— В противном случае их мучила бы совесть, а теперь они могут сказать друг другу: «Мы сделали для него все, что было в наших силах, но наших сил оказалось недостаточно». Скажу тебе даже больше — они верят, что их мальчики действительно лучше тебя. Они свято верят, что ты их, простачков, науськал. А выйдя из зала суда, они тут же забыли о своей нечестной игре и уверовали в то, что справедливость восторжествовала. Ведь они считают себя такими кристально чистыми, что даже дистиллированная вода по сравнению с ними покажется мутной. Кража личной собственности в их понимании — что-то абсолютно невозможное. К тому же в порядочной семье не может родиться такой прокаженный. Поди вдолби им: они хотят верить, что виновен ты, и верят.
Постепенно до сознания Винарта стали доходить слова матери Науриса, когда она пришла после суда с полной сумкой. Ошарашенный приговором, он не расслышал начала фразы, зато конец ее помнил и теперь: «…мальчишеские глупости. Будем надеяться, что тебе это пойдет на пользу!»
— Как я не подавился этой ветчиной!
— Ветчиной многие с удовольствием подавились бы!
— Нет, ты не знаешь…
— Как это не знаю! Подбросили еще на пять рублей для очистки совести! Выйдешь — не будь дураком, ступай к профессору и выжми из них что-нибудь. Он даст. Ему захочется быть добреньким и помочь тебе начать честную жизнь. Но денег не проси, а то навострит уши. К тому же деньги не самое ценное, что из такого можно выжать: пусть позвонит, порекомендует, попросит… Работать ты умеешь, он к тебе может направить таких клиентов, которые не считают каждую копейку, а если еще научишься делать деньги, то станешь первым человеком в Риге.
— Я убью его!
— Брось трепаться! Никого ты не убьешь, а будешь жить, как ягненочек. Женишься, пойдут детки… Нет, не от Магоне. Эта тебе уже наставила рога — задрала хвост и в кусты.
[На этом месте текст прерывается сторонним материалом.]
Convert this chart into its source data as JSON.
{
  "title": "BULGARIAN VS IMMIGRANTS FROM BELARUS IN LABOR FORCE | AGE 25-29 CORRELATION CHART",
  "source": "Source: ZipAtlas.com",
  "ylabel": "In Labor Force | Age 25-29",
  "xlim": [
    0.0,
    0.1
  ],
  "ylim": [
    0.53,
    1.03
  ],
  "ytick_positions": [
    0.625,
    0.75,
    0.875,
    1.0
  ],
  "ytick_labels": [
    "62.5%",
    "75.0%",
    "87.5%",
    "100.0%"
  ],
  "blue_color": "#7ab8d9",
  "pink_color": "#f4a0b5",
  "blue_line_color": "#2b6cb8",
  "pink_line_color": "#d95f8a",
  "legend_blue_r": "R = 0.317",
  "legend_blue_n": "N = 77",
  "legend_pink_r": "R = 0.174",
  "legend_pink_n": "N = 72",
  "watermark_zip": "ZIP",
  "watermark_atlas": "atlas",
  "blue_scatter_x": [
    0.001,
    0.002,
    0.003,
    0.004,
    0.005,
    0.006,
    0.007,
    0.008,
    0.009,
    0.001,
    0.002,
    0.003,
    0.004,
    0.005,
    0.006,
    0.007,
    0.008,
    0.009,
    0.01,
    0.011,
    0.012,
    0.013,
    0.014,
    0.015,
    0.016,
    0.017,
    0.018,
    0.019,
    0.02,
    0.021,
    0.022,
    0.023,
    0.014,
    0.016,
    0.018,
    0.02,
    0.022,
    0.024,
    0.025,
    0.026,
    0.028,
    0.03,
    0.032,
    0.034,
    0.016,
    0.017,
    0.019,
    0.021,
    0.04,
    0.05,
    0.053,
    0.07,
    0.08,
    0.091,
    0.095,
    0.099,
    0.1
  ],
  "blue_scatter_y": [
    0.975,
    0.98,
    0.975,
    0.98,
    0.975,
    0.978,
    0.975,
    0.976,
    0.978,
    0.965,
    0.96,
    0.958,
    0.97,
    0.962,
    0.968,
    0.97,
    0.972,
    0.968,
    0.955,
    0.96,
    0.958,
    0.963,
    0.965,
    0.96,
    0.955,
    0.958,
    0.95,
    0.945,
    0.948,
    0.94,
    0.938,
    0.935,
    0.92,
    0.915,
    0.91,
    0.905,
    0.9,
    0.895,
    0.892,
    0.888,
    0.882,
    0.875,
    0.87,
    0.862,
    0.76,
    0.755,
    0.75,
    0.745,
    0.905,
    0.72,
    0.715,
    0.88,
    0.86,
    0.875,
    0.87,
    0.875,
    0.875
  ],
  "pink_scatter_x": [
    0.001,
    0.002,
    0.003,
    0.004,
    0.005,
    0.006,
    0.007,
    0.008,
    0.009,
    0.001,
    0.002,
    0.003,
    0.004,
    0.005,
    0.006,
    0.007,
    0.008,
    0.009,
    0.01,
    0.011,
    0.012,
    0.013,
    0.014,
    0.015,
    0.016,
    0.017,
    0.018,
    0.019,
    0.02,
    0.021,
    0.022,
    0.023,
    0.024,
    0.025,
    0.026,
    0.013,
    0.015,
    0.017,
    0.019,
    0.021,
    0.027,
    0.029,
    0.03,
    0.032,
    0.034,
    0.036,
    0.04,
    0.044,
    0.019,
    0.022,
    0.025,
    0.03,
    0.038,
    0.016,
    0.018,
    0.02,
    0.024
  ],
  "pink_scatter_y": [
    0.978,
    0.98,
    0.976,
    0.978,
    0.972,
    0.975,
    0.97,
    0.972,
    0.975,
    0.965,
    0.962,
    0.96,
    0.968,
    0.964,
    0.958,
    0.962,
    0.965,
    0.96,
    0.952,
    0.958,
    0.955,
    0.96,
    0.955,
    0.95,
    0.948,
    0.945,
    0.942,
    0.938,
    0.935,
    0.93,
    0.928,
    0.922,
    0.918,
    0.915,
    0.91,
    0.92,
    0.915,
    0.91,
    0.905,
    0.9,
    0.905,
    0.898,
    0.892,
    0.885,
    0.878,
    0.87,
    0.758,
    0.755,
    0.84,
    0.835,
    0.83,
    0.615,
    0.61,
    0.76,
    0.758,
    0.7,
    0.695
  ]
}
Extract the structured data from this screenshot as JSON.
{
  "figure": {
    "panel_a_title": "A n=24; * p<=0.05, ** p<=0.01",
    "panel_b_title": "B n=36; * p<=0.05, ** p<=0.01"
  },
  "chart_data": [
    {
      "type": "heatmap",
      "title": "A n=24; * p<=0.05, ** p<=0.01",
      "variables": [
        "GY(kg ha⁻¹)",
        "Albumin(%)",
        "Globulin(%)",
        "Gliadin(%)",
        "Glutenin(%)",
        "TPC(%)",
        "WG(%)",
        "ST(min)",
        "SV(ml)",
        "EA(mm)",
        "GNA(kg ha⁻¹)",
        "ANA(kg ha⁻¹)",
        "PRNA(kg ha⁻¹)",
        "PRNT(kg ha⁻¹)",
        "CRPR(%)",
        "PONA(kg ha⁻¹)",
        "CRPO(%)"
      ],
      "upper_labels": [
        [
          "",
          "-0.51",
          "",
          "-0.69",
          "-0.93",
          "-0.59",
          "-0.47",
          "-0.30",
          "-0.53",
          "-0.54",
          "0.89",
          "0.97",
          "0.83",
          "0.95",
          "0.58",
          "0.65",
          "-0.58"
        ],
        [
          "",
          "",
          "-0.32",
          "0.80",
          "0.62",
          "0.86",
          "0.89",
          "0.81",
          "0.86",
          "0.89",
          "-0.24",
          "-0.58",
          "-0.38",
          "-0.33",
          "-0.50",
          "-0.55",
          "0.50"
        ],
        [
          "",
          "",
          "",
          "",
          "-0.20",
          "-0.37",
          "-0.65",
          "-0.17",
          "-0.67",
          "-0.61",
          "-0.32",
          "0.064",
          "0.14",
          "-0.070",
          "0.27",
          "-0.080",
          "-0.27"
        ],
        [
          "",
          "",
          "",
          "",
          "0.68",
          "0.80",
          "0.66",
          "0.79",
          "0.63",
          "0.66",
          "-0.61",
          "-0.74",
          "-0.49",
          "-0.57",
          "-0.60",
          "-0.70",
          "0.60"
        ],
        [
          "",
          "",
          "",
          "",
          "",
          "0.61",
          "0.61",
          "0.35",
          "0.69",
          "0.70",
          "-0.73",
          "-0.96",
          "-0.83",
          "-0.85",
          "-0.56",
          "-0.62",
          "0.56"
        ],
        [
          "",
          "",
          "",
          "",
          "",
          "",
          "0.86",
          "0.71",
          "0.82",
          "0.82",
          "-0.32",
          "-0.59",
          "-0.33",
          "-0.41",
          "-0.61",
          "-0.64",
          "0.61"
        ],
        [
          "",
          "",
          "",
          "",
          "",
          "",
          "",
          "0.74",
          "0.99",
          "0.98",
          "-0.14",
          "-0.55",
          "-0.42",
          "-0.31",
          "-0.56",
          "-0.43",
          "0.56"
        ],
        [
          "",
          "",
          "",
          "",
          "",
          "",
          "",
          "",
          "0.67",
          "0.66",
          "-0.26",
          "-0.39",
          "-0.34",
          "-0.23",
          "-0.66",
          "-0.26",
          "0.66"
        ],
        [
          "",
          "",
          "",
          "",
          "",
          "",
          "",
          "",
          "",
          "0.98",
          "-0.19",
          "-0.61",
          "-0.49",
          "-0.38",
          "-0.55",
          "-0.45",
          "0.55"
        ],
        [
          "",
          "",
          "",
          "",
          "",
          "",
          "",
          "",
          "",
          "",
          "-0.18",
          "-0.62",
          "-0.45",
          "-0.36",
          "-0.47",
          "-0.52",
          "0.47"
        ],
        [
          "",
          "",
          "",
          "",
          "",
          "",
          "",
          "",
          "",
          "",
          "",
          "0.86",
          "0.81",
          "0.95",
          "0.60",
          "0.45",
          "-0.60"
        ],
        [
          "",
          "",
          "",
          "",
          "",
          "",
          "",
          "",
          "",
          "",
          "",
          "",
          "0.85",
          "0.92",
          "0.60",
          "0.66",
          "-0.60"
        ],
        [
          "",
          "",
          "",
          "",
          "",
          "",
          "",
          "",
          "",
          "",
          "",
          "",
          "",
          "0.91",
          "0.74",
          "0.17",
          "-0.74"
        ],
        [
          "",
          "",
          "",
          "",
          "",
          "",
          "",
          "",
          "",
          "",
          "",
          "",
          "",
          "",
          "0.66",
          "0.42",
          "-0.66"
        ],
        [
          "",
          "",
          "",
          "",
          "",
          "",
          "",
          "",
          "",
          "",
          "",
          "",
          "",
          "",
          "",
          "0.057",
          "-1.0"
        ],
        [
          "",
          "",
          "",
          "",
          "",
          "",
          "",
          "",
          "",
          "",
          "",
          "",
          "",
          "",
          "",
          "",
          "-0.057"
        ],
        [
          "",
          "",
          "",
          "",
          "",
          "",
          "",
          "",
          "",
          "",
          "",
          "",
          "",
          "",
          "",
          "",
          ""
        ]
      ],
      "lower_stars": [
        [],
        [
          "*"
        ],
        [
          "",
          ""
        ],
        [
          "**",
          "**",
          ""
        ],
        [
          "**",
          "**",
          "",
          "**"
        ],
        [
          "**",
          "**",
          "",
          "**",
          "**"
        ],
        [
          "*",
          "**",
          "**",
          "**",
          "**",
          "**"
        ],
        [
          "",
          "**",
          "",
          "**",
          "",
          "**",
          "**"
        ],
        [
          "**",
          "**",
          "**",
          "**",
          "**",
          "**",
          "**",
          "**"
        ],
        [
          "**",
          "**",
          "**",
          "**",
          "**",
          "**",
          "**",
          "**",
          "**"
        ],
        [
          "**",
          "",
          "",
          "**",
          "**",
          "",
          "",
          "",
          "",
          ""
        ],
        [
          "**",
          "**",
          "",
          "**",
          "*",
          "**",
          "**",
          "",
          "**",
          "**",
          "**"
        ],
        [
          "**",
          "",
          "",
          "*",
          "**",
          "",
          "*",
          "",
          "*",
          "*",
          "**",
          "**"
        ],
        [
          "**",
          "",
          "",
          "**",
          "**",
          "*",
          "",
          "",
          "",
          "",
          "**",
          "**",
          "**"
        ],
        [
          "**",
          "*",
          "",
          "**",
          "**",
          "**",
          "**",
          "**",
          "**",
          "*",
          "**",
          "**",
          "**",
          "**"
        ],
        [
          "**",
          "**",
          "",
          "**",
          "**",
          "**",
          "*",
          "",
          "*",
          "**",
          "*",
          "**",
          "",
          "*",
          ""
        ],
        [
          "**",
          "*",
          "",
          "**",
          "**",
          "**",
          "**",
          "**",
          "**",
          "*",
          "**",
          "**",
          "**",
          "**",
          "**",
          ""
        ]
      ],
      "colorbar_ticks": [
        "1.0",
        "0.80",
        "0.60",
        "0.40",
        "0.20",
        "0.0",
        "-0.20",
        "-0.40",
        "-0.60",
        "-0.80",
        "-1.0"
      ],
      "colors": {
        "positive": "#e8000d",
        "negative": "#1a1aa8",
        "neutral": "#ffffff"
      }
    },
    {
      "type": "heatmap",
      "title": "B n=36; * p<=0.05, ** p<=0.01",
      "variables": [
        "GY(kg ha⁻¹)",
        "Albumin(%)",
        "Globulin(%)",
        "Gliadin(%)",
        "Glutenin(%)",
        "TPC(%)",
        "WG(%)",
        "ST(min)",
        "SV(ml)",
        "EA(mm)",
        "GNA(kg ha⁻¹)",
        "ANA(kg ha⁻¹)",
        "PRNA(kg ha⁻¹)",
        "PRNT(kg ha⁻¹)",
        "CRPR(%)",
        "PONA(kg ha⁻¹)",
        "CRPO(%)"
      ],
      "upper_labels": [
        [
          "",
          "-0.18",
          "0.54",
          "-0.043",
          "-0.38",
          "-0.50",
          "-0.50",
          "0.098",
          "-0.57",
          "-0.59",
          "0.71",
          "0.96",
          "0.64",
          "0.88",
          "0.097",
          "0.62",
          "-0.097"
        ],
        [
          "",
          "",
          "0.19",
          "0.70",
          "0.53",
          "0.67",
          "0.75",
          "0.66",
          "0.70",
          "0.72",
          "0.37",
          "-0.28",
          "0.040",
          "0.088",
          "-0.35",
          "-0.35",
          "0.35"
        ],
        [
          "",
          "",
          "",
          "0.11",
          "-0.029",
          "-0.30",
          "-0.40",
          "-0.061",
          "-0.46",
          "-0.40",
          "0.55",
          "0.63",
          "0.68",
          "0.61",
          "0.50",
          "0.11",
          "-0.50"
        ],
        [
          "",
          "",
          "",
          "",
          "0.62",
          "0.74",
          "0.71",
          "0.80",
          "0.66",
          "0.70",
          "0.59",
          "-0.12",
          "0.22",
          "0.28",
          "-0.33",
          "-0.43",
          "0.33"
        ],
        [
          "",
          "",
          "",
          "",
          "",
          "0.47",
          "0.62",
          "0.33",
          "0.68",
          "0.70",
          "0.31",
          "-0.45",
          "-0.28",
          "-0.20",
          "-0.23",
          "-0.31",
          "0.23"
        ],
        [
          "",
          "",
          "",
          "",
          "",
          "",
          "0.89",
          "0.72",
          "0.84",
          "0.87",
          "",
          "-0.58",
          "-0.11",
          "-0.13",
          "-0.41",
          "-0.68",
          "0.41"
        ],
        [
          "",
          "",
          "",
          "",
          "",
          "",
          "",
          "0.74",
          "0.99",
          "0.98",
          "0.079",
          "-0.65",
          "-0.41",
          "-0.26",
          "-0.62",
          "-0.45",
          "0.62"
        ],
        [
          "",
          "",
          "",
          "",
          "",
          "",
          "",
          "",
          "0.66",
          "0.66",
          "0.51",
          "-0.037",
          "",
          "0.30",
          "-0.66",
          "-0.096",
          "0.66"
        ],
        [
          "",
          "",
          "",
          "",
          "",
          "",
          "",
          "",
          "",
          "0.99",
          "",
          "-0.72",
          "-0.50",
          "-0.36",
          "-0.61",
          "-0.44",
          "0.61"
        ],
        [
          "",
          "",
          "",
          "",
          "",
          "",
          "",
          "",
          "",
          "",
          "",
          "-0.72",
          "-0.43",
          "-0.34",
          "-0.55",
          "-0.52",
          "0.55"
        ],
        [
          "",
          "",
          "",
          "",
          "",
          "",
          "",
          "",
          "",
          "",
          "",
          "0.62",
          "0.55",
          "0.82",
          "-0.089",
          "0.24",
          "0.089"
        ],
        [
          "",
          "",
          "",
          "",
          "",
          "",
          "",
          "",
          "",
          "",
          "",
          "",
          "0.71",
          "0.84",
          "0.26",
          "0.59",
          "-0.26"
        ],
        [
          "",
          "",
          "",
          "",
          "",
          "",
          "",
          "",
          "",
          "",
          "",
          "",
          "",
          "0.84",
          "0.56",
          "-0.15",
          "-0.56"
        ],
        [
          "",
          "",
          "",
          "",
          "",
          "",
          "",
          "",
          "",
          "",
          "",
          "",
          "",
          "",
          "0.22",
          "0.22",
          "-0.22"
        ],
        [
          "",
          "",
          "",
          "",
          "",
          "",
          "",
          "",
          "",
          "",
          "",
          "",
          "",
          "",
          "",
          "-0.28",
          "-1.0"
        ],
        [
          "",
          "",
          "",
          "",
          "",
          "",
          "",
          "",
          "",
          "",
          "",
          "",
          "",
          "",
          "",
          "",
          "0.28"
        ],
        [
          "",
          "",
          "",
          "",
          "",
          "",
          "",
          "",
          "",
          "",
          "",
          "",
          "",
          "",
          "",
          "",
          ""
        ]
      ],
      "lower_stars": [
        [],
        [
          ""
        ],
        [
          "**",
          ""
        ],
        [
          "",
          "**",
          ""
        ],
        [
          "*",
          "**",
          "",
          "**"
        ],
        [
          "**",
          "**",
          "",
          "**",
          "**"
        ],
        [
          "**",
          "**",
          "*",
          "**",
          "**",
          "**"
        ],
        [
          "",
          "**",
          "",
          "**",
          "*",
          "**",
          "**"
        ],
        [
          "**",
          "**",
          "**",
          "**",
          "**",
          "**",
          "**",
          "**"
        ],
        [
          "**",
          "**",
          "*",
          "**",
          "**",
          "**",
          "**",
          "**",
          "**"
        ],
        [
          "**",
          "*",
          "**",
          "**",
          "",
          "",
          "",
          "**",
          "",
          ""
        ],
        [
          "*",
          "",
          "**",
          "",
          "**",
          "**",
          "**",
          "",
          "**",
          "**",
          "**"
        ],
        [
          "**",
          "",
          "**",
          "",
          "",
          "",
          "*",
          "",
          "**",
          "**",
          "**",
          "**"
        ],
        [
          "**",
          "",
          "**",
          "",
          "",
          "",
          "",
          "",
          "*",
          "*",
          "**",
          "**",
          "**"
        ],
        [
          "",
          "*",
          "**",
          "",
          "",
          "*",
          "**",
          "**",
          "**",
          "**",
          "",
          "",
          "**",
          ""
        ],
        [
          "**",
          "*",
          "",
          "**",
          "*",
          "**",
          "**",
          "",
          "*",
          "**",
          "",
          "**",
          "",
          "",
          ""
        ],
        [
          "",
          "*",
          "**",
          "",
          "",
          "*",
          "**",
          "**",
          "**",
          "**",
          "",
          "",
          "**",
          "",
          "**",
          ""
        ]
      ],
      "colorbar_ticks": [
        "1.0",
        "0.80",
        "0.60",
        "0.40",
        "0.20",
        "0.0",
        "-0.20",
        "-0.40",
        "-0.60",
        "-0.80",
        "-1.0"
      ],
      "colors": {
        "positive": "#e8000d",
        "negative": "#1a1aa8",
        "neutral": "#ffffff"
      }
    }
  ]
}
С какой стати ей ждать тебя? У тебя что… не такой, как у всех? Если не хочешь разочароваться, то соблюдай один-единственный мудрый здешний закон: только ворота за тобой захлопнулись, всех баб из головы вон!
— Ты меня не знаешь… Я отомщу Наркевичу…
— Обольешь «Волгу» серной кислотой? Да?
— Не смейся… Иногда мне становится страшно самого себя… Обычно я просто съеживаюсь, если меня обидят. Но иногда… Иногда мне все нипочем — хоть по трупам пойду, а своего добьюсь! Что-то гонит меня вперед и вперед — хоть в пропасть. Знаю, надо остановиться, но не могу! Потом мне стыдно за то, что я натворил или собирался натворить. Но достаточно какой-нибудь мелочи — и я снова иду напролом!
— Месть — самое нерентабельное занятие. У нас в строгом режиме ходят такие козлики. Пришить за деньги — это я еще понимаю. Но из мести… Может, ты ему этим даже услугу сделаешь… Может, ему давно жить надоело, просто у самого духу не хватает сигануть в Даугаву.
— Я им всем отомщу!
— И каким же образом?
— Еще не знаю.
— И не узнаешь. Еще и воздуха бульваров не успеешь втянуть в нос, как забудешь эти глупости. Что сегодня на обед? Говорят, гречневая каша. Ужасно люблю гречневую кашу! Всегда думаю: вот выйду на волю — нажрусь каши до самых ушей, а стоит выйти — ложками икру лопаю. Что поделаешь — икру я тоже люблю!
— Я же им ничего плохого не сделал… Я им отомщу. И чем страшнее, тем лучше!
— Да перестань молоть одно и то же — противно слушать. Сколько лет твоей Магоне? Семнадцать?
Винарт угрожающе сжал кулаки, стиснул зубы. На свободе он был, можно сказать, даже трусоватым, а здесь от отчаянья — бейся как птица в стекло, не вылетишь, хоть умри, не выйдешь, — сдавали тормоза, и ему хотелось выместить на ком-нибудь свою злость. Было почти безразлично, на ком. Иногда ему казалось — достаточно пустяка, и он навалится на противника даже намного сильнее его, даже если крепко получит по зубам. Имя Магоне в присутствии Винарта произносить не рекомендовалось.